Director Humphrey Jennings’s 1943 World War Two what if? documentary The Silent Village tells how it could have happened in Wales if there had been similar Nazi atrocities there to those perpetrated in 1942 on the Czech small mining village of Lidice in retaliation for the assassination of the high-ranking German SS and police official Reinhard Heydrich, nicknamed the Butcher of Prague, on June 4, 1942.
This imaginative, entirely improvised classic British documentary, made by master documentarist Humphrey Jennings for the Crown Film Unit, did an important wartime task of waking up the public to the appalling extent of the Nazi menace, but it is still powerful, chilling and very moving.
The Silent Village features the inhabitants of the Welsh village of Cwmgiedd, doing a convincing job as the film’s amateur actors.
The Silent Village is directed by Humphrey Jennings, runs 36 minutes, is made by the Crown Film Unit, Czechoslovak Ministry of Foreign Affairs, Ministry of Information and South Wales Miners Federation, is released by Associated British Film Distributors (Ealing Distribution) (1943) (UK), is written by Humphrey Jennings, is shot in black and white by H E Fowle, is produced by Humphrey Jennings and scored by C à Becket Williams.
Jennings is the maker of Listen to Britain (1942), Fires Were Started (1943), A Diary for Timothy (1945) and Family Portrait (1950).

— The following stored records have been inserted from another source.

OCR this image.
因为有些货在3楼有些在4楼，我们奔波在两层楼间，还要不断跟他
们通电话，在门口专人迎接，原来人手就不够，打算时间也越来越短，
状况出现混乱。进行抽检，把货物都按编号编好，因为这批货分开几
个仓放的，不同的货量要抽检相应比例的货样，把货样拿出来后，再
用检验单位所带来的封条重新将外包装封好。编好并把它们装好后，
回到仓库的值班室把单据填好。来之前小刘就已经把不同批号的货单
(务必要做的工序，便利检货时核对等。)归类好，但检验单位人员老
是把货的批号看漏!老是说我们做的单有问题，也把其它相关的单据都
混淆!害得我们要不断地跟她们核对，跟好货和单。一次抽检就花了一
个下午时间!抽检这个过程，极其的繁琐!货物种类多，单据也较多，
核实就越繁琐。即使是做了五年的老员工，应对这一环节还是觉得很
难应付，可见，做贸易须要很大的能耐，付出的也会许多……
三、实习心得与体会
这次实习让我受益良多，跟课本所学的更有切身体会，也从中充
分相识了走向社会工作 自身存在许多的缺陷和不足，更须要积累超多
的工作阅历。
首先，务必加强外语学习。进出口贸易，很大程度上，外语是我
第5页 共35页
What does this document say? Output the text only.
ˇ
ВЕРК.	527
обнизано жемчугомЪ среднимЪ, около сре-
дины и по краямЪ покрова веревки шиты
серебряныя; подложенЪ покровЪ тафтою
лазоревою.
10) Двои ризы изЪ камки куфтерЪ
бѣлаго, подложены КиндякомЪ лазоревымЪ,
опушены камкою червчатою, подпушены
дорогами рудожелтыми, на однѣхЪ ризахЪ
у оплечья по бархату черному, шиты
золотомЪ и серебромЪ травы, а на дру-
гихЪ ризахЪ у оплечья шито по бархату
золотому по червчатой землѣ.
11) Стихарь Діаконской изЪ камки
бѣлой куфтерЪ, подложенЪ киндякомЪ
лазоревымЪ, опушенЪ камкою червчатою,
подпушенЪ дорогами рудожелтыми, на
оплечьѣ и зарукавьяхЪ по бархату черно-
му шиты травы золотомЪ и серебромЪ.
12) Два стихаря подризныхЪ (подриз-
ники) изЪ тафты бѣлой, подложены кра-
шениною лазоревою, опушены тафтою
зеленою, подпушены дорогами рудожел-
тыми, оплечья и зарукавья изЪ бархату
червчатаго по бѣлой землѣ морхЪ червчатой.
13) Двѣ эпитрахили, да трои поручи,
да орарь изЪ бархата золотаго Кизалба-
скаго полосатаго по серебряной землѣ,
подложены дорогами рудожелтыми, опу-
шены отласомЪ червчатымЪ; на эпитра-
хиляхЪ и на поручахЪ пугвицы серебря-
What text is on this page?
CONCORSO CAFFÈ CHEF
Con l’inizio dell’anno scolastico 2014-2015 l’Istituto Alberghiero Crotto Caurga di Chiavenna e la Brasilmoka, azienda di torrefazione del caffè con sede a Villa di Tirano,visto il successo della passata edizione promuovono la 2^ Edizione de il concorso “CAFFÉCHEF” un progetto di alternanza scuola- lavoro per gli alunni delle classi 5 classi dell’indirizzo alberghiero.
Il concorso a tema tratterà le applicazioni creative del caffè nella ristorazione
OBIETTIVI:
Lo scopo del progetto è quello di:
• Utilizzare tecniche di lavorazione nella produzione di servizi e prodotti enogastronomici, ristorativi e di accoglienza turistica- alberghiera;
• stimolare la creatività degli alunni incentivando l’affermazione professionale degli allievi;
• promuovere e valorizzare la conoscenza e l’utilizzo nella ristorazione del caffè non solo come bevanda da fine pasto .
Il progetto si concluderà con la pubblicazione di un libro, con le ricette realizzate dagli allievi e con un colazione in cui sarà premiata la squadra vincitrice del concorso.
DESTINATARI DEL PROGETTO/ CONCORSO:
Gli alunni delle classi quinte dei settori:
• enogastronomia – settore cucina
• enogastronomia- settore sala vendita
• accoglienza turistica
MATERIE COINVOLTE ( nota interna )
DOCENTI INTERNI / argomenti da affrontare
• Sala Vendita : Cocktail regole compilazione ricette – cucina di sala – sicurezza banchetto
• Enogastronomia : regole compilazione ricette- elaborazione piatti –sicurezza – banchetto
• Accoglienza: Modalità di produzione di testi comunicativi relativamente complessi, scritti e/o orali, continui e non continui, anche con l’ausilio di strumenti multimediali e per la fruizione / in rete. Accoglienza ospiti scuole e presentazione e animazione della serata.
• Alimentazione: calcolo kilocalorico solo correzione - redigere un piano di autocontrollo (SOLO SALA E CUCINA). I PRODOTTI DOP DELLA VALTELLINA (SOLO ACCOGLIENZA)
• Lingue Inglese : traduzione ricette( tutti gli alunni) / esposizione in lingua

Available on BFI DVD are The Complete Humphrey Jennings Volume One: The First Days [1939], The Complete Humphrey Jennings Volume Two: Fires Were Started [1941] and The Complete Humphrey Jennings Volume Three: A Diary for Timothy.
Volume Two includes the following films: The Heart of Britain (1941), Words for Battle (1941), Listen to Britain (1941), Fires Were Started (1943) and The Silent Village (1943).